Saturday, 31 January 2026

Food Intelligence / Julia Belluz, Kevin Hall

 

3 out of 5 stars 

If losing weight was easy there would be no overweight people. These two authors explore the reasons for this. There are multiple brain areas and intertwining hormones involved in appetite and weight. We have less control over what we eat than we would like to believe—our bodies have secret override codes that can frustrate the most devoted dieter. Combined with our food environment (what foods are easily available, their cost, their palatability, etc.), our personal tastes, and our social cues, what we eat becomes very complicated very quickly.

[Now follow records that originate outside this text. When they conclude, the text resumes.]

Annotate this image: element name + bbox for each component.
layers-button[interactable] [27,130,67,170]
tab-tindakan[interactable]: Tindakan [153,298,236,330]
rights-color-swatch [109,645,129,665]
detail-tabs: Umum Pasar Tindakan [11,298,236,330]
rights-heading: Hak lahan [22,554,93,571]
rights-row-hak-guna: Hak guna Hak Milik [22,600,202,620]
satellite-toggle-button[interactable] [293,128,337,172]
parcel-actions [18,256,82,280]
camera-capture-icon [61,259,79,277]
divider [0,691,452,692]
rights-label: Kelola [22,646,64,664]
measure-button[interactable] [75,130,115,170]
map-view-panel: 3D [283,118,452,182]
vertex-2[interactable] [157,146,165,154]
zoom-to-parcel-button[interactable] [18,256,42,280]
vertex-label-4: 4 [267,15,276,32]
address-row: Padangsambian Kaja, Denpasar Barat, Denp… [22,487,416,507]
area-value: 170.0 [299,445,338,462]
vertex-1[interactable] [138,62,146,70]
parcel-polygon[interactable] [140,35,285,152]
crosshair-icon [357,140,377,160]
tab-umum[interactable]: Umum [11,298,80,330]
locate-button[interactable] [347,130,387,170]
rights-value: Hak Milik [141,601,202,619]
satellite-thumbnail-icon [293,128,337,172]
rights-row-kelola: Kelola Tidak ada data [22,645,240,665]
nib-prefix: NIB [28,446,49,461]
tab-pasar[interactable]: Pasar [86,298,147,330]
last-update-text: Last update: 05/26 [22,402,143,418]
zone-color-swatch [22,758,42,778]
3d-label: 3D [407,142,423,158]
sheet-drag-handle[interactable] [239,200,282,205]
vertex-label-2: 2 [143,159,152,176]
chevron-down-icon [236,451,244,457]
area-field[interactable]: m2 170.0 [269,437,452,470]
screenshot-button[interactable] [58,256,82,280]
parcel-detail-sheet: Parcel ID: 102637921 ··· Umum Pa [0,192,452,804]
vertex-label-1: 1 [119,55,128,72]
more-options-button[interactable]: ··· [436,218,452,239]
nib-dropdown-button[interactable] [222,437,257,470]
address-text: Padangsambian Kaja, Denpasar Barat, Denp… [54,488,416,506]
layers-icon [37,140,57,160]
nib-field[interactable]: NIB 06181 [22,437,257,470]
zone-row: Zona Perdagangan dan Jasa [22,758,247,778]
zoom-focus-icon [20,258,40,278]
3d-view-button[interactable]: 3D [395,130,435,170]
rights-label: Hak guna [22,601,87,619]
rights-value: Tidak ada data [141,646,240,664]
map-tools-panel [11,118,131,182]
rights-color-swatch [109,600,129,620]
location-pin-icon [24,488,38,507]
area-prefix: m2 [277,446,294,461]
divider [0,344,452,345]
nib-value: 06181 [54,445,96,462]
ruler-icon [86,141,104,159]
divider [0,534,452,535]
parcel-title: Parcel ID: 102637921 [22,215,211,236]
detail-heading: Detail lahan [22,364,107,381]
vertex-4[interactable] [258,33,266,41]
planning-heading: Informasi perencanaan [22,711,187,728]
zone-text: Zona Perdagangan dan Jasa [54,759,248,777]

”With something as fundamentally important to life as eating, biology wasn't messing around.”

I was surprised at how little the microbiome was discussed. Instead, the authors wrote about the companies offering personal nutrition guidance, sometimes using glucose monitors as a guide. The evidence for this is anemic at best, but it is a measure of people's worries about their health that many are willing to spend significant amounts of money for this advice. I tend to believe that if a particular program, supplement, or food provided a true dietary advantage, it would be featured in news headlines and on the cover of Time magazine. I occasionally get suckered into buying a bottle of vitamins—just recently it was Vitamin B complex. I'll finish them, mostly because I paid for them, but I know I'm better off eating foods with B vitamins in them.

Many of the issues discussed are what I think of as first world problems. Hunger is still a reality in many parts of the world (and among the poor in our own societies). The future of food production will have to deal with more equitable distribution of food. We are also going to have to face climate change and depleting water supplies.

In the end, Michael Pollan gave some of the best advice: Eat food, not too much, mostly plants.